By leveraging existing ammonia transport networks and its favorable storage properties, green ammonia may help address one of the most practical challenges in the hydrogen economy: delivering hydrogen efficiently to smaller users.

Industry Example: Ammonia Cracking Near Hydrogen Demand

Several industrial projects are already exploring how ammonia can support practical hydrogen distribution.

For example, Air Liquide has launched an industrial-scale ammonia-to-hydrogen pilot facility at the Port of Antwerp-Bruges in Belgium. The unit can convert around 30 tons of ammonia per day into hydrogen, demonstrating how ammonia can be transported through existing logistics networks and then converted back into hydrogen near end users. 

The concept is simple but powerful. Instead of transporting hydrogen directly to every customer, ammonia can be delivered to regional hubs or industrial clusters where it is “cracked” back into hydrogen. This allows hydrogen to be supplied closer to where it is actually consumed, reducing the need for dedicated hydrogen transport infrastructure.

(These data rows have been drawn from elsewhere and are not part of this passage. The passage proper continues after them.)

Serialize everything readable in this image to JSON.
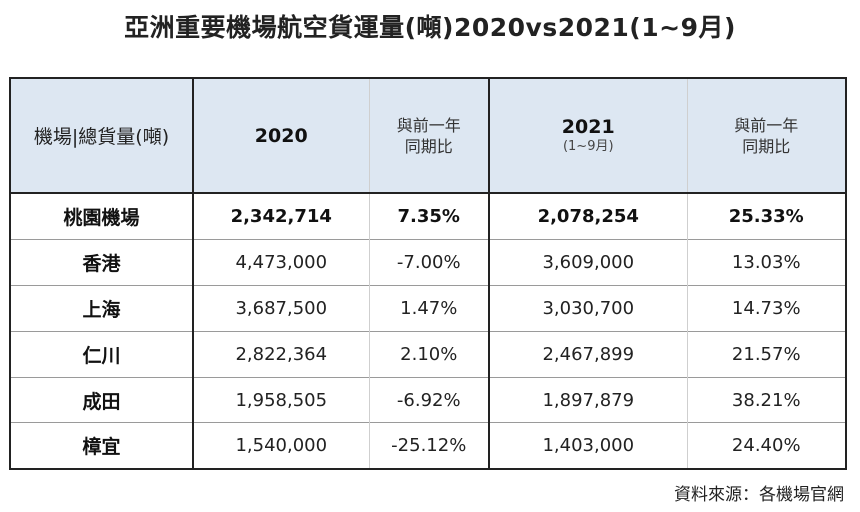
{
  "title": "亞洲重要機場航空貨運量(噸)2020vs2021(1~9月)",
  "table": {
    "headers": {
      "label": "機場|總貨量(噸)",
      "year_2020": "2020",
      "yoy_2020": [
        "與前一年",
        "同期比"
      ],
      "year_2021": "2021",
      "year_2021_sub": "(1~9月)",
      "yoy_2021": [
        "與前一年",
        "同期比"
      ]
    },
    "rows": [
      {
        "airport": "桃園機場",
        "v2020": "2,342,714",
        "yoy2020": "7.35%",
        "v2021": "2,078,254",
        "yoy2021": "25.33%"
      },
      {
        "airport": "香港",
        "v2020": "4,473,000",
        "yoy2020": "-7.00%",
        "v2021": "3,609,000",
        "yoy2021": "13.03%"
      },
      {
        "airport": "上海",
        "v2020": "3,687,500",
        "yoy2020": "1.47%",
        "v2021": "3,030,700",
        "yoy2021": "14.73%"
      },
      {
        "airport": "仁川",
        "v2020": "2,822,364",
        "yoy2020": "2.10%",
        "v2021": "2,467,899",
        "yoy2021": "21.57%"
      },
      {
        "airport": "成田",
        "v2020": "1,958,505",
        "yoy2020": "-6.92%",
        "v2021": "1,897,879",
        "yoy2021": "38.21%"
      },
      {
        "airport": "樟宜",
        "v2020": "1,540,000",
        "yoy2020": "-25.12%",
        "v2021": "1,403,000",
        "yoy2021": "24.40%"
      }
    ]
  },
  "source": "資料來源：各機場官網"
}
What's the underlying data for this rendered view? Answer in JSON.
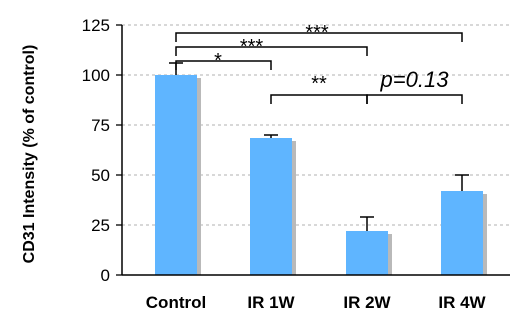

Similar efforts are also underway in Japan, where companies such as Mitsubishi Heavy Industries are developing decentralized ammonia cracking systems designed specifically for medium-scale hydrogen demand sites. 

These projects illustrate how ammonia-based supply chains could support more flexible hydrogen logistics—particularly for distributed or smaller hydrogen users.

Looking Ahead

The global hydrogen economy will depend on more than large export projects or long-distance pipelines. It will also depend on practical solutions for connecting hydrogen supply with real-world users.

Solving the last mile of hydrogen distribution—especially for distributed and small-scale demand—will be a key part of that journey.

In this context, green ammonia may offer an important piece of the puzzle, helping build flexible and scalable hydrogen logistics networks for the future.